Uno Hajime, Schrag Deborah, Kim Dae Hyun, Tang Dejun, Tian Lu, Rugo Hope S, Wei Lee-Jen
Division of Population Sciences, Department of Medical Oncology, Dana-Farber Cancer Institute, Boston, MA.
Marcus Institute for Aging Research, Hebrew Senior Life, Boston, MA.
JNCI Cancer Spectr. 2019 Aug 1;3(4):pkz058. doi: 10.1093/jncics/pkz058. eCollection 2019 Dec.

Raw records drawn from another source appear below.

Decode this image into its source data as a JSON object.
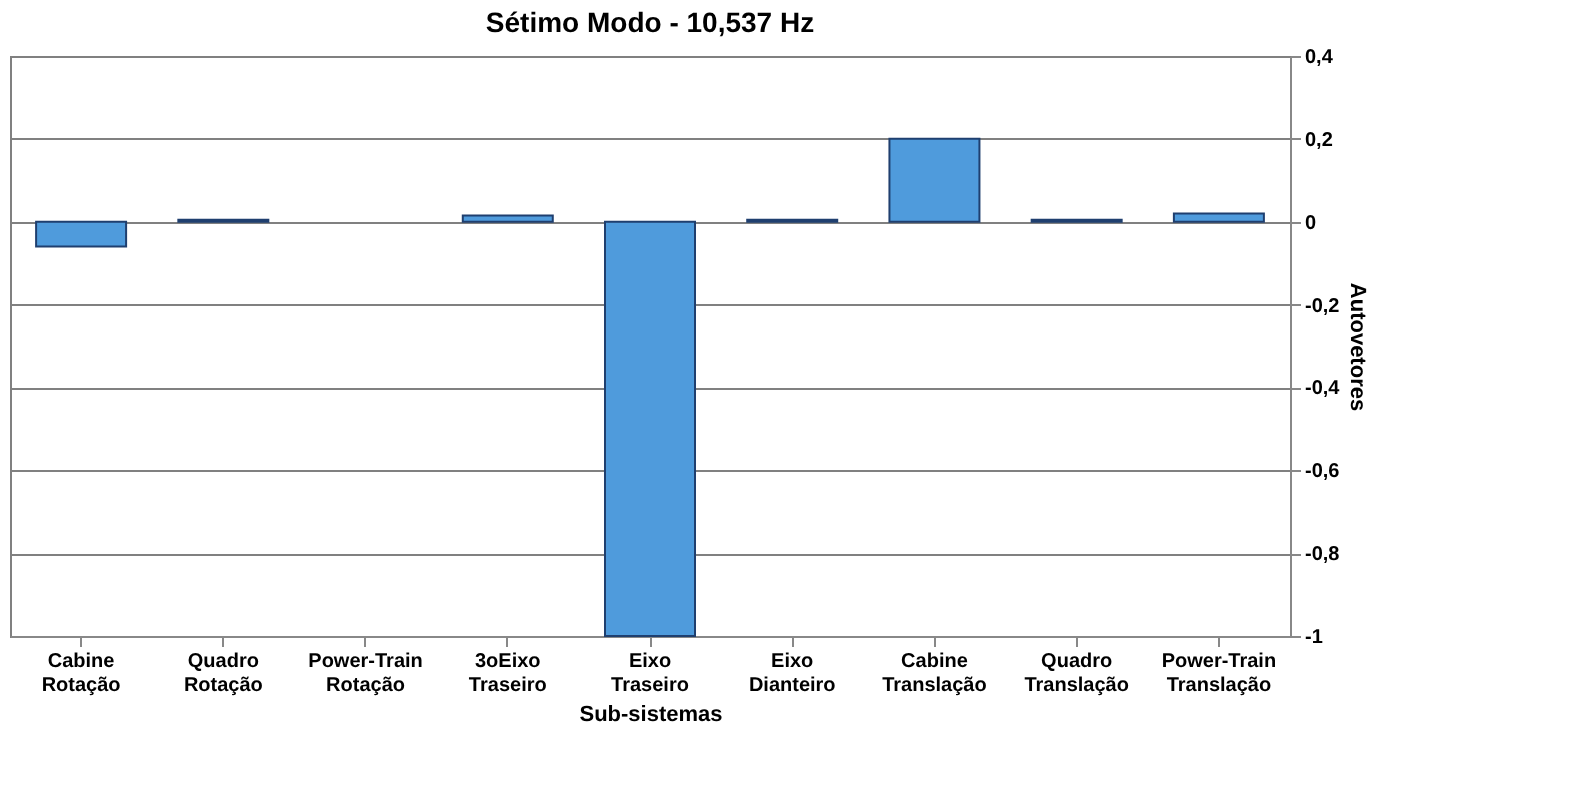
{
  "chart_data": {
    "type": "bar",
    "title": "Sétimo Modo - 10,537 Hz",
    "xlabel": "Sub-sistemas",
    "ylabel": "Autovetores",
    "categories": [
      "Cabine Rotação",
      "Quadro Rotação",
      "Power-Train Rotação",
      "3oEixo Traseiro",
      "Eixo Traseiro",
      "Eixo Dianteiro",
      "Cabine Translação",
      "Quadro Translação",
      "Power-Train Translação"
    ],
    "values": [
      -0.06,
      0.005,
      null,
      0.015,
      -1,
      0.005,
      0.2,
      0.005,
      0.02
    ],
    "color": "#4f9bdc",
    "ylim": [
      -1,
      0.4
    ],
    "yticks": [
      {
        "value": -1,
        "label": "-1"
      },
      {
        "value": -0.8,
        "label": "-0,8"
      },
      {
        "value": -0.6,
        "label": "-0,6"
      },
      {
        "value": -0.4,
        "label": "-0,4"
      },
      {
        "value": -0.2,
        "label": "-0,2"
      },
      {
        "value": 0,
        "label": "0"
      },
      {
        "value": 0.2,
        "label": "0,2"
      },
      {
        "value": 0.4,
        "label": "0,4"
      }
    ],
    "grid": "y"
  }
}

A typical biosimilar study in oncology uses the overall response evaluated at a specific time point as the primary endpoint, which is generally acceptable regulatorily, to assess clinical equivalence between a biosimilar and its reference product. The standard primary endpoint for evaluating an anticancer therapy, progression-free or overall survival would be a secondary endpoint in a biosimilar trial. With a conventional analytic procedure via, for example, hazard ratio to quantify the group difference, it is difficult and challenging to assess clinical equivalence with respect to progression-free or overall survival because the study generally has a limited number of clinical events observed in the study. In this article, we show that an alternative procedure based on the restricted mean survival time, which has been discussed extensively for design and analysis of a general equivalence study, is readily applicable to a biosimilar trial. Unlike the hazard ratio, this procedure provides a clinically interpretable estimate for assessing equivalence. Using the restricted mean survival time as a summary measure of the survival curve will enhance better treatment decision making in adopting a biosimilar product over the reference product.
肿瘤学中典型的生物类似药研究将在特定时间点评估的总体缓解率作为主要终点,这在监管方面通常是可接受的,用于评估生物类似药与其参照产品之间的临床等效性。评估抗癌疗法的标准主要终点,无进展生存期或总生存期,在生物类似药试验中将作为次要终点。通过例如风险比的传统分析程序来量化组间差异时,由于研究中观察到的临床事件数量通常有限,因此评估无进展生存期或总生存期方面的临床等效性既困难又具有挑战性。在本文中,我们表明基于受限平均生存时间的替代程序很容易应用于生物类似药试验,该程序在一般等效性研究的设计和分析中已被广泛讨论。与风险比不同,该程序提供了一个可用于评估等效性的临床可解释估计值。使用受限平均生存时间作为生存曲线的汇总指标,将有助于在采用生物类似药产品而非参照产品时做出更好的治疗决策。